Yes, Leaders Must Share Blame in the Mass Resignations

Corporate leaders of a century ago would probably not recognize their counterparts of today.


Since the Industrial Revolution, the business of economic leadership has been steadily refined. Today, it is a vastly complicated set of skills and required understanding sufficient to be the basis of sophisticated and costly courses at the world’s centres of high learning.


Where are we now on the curve?

It used to be you set out to become “tactically and technically proficient.” In the last two decades you had to be technology savvy. Today’s notion of leadership is focused on those who execute the strategy.


The leader’s role today, while still based in performance, is more comprehensively described as “a motivator, coordinator, developer of people and shared visions”.


Sounds good. But this year millions of employees walked off the job — almost 20 million in the U.S. alone. They had no interest in shared visions.


The catalyst was the Covid-19 pandemic which has killed 5.06 million people and incapacitated 250 million, devastating the working world. Heaviest hit were healthcare and tech, both fields that experienced extreme increases in demand leading to increased workloads and burnout. But the list is broad. We saw high losses among custodial staff and orderlies in hospitals, teachers and child-care workers, grocery clerks and supermarket workers, delivery people, factory and farm workers, and restaurant staff. High stress and low wages characterize most in this list.
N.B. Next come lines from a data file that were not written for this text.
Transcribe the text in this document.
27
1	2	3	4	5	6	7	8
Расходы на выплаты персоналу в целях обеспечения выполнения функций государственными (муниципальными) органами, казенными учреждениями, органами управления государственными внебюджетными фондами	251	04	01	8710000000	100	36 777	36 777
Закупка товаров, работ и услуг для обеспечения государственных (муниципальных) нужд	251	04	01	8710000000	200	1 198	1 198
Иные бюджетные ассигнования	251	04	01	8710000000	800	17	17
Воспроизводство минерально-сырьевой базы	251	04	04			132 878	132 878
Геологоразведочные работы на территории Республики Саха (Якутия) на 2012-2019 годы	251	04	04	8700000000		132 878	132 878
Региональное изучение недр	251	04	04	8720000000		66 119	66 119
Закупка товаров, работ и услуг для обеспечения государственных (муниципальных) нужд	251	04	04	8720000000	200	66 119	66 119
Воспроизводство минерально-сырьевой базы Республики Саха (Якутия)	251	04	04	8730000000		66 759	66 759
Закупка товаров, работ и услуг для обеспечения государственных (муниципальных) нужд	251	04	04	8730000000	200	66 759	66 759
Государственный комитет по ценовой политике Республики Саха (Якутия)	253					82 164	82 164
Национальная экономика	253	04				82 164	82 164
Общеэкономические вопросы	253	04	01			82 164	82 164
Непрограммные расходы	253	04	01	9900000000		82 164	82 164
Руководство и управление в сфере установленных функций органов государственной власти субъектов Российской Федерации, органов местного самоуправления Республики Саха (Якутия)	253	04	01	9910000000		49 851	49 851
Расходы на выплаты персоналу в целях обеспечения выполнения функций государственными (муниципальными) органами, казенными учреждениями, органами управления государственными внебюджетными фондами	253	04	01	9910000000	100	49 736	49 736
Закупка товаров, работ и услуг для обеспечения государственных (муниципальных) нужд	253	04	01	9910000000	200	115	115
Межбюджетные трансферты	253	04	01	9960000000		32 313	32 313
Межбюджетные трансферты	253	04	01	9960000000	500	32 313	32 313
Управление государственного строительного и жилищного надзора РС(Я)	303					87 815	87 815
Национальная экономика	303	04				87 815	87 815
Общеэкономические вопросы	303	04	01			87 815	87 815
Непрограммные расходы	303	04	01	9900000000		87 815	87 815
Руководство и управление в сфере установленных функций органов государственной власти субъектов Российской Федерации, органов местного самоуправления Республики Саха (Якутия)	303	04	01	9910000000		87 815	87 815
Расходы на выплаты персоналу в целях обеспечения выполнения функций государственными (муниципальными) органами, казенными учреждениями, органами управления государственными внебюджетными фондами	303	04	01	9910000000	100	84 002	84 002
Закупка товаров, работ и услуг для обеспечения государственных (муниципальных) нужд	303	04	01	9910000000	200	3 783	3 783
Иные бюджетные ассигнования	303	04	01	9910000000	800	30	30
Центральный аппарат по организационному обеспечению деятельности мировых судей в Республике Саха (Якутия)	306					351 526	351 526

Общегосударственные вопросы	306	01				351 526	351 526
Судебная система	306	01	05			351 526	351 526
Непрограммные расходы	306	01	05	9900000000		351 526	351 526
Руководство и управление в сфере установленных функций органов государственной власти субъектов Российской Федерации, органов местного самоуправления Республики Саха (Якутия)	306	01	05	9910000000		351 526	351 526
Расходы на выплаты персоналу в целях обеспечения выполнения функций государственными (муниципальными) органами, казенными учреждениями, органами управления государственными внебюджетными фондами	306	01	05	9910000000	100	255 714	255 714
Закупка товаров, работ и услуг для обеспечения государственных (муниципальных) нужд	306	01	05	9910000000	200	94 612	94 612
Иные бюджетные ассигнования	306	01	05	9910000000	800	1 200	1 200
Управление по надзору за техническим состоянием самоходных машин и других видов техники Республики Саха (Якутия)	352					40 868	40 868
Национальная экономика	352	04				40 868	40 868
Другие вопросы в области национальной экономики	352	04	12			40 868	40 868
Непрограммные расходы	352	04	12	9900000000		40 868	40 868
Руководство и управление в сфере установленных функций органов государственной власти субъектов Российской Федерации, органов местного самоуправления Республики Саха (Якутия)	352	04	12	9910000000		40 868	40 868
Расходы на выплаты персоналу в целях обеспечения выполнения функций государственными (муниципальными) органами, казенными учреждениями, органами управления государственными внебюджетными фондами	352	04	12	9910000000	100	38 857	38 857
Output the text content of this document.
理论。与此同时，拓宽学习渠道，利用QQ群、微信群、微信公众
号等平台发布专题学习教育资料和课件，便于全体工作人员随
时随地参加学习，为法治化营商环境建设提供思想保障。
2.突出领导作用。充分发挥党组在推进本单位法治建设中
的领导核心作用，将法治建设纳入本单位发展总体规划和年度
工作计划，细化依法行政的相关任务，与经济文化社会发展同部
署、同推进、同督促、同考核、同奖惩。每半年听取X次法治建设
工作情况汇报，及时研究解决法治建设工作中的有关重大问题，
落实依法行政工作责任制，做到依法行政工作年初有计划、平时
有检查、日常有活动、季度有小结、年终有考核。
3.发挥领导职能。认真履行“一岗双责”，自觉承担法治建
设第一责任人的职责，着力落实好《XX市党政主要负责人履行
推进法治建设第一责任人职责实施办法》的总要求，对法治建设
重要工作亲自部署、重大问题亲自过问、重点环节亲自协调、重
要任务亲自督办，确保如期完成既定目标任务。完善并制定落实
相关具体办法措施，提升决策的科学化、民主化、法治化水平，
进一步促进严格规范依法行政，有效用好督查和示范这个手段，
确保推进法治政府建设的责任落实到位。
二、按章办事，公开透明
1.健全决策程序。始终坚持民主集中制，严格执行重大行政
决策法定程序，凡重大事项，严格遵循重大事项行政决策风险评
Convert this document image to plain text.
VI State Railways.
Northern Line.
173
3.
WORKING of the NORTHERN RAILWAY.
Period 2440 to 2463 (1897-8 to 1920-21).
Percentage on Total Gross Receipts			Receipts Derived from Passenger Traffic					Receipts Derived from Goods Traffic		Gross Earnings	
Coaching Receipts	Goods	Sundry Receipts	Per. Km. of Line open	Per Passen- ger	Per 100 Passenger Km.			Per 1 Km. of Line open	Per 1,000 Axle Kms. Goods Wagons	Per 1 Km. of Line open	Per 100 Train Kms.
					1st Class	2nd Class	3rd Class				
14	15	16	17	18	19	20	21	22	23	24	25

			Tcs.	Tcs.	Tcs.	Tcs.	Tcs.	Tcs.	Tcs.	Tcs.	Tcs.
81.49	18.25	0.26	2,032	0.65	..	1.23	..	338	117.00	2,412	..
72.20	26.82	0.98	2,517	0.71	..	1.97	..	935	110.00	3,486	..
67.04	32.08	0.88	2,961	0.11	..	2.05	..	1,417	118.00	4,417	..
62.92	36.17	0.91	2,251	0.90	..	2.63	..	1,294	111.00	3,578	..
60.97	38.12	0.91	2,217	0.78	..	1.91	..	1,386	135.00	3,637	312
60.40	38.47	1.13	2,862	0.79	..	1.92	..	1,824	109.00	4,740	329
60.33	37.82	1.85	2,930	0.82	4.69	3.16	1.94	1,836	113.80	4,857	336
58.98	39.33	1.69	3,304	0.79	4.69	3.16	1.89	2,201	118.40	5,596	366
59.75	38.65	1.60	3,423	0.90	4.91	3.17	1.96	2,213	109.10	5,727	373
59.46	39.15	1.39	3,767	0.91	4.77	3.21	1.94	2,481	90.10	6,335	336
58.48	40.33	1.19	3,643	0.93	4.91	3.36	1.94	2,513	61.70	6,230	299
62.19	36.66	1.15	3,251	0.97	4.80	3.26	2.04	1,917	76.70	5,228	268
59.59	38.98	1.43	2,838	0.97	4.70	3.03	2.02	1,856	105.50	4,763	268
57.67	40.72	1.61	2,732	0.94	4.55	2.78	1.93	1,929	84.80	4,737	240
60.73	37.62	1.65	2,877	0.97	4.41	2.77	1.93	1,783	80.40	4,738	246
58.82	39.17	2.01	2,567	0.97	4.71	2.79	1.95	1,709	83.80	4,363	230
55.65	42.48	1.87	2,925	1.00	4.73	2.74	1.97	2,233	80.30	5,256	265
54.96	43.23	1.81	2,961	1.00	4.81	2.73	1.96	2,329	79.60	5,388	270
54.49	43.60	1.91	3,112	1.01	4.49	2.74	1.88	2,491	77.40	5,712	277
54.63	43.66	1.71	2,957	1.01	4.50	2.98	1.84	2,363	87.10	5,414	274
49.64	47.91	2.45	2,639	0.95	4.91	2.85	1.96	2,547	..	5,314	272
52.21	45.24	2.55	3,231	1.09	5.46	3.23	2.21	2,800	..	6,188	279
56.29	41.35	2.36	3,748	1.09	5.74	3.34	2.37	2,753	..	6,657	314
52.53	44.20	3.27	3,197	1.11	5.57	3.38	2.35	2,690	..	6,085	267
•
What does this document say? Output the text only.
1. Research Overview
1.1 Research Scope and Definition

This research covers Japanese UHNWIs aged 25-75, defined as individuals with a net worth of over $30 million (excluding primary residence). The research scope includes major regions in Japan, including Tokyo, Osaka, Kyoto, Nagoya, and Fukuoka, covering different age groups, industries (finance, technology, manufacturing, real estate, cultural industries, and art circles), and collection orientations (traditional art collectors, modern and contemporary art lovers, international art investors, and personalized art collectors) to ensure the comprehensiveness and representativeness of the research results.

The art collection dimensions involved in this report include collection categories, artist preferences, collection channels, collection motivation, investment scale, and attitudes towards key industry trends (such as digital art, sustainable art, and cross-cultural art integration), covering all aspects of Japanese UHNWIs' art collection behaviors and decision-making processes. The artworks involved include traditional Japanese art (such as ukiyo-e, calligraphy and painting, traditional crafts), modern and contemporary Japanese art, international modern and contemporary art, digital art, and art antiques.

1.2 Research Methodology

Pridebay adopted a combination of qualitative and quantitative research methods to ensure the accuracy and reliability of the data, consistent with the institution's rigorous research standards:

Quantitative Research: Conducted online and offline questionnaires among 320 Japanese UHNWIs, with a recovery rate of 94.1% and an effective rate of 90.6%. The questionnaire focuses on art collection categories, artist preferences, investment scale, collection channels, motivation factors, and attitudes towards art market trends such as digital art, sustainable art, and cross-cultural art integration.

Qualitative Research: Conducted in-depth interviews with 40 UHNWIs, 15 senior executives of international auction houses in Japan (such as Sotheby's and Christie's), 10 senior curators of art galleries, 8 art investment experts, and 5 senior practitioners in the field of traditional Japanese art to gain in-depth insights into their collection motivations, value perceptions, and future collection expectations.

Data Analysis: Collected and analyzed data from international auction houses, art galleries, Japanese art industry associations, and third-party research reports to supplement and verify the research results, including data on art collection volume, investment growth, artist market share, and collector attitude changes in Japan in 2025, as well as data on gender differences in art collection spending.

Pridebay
You would have to hate CEOs to blame them for all that.


The truth is, few studies to date have examined the role that leaders are currently playing. Those that have are critical.


The BBC, in a report titled “How employers drove workers to quit” found that many workers quit as a result of the way their employer treated them during the pandemic. This is backed up by a Stanford study that showed companies that resorted to layoffs and did not support workers paid for it. Workers expected their employers to help alleviate, or at least acknowledge, their concerns and companies that failed to do so suffered.

This was a fact of life long before Covid. . A 2018 Udemy study found that nearly half of employees who quit did so because of a bad manager, and almost two-thirds believed their manager lacked proper managerial training.
A recent study by Predictive Index revealed that, of employees with a bad manager, a staggering 63% were planning to leave within a year.


“So the change was happening before the pandemic,” says Alison Omens, chief strategy officer of the research firm that collected the BBC data, “with a real increase in what people are looking for in terms of their expectations of CEOs and companies”.


“While financial incentives are a start, a major shift in priorities means it’s not just about the money. Many retail and service workers are moving to entry-level positions elsewhere that actually pay less, but offer more benefits, upward mobility and compassion.”  


It seems a reasonable assumption that most of the millions of workers who quit in 2021 had already thought about it. The stresses imposed by the pandemic in terms of extra workload, long hours, fear of infection, disrupted work schedules and “no-one here has my back” pushed them over the edge. If there was also a mediocre manager in the mix, it was game over.


But if the middle manager is the fall guy, or girl, the CEO is not off the hook. A leader conscious of the importance of empathy would be more involved and aware regarding the performance of the company’s managers.

Gallup’s ongoing “State of the American Workplace” contains this conclusion that squarely places the responsibility for a harmonious, productive workplace on the leader.


“The single biggest decision you make in your job — bigger than all the rest — is who you name manager. When you name the wrong person manager, nothing fixes that bad decision. Not compensation, not benefits – nothing.”.

All leaders should learn one thing about their job. You are accountable. The buck does indeed stop at you.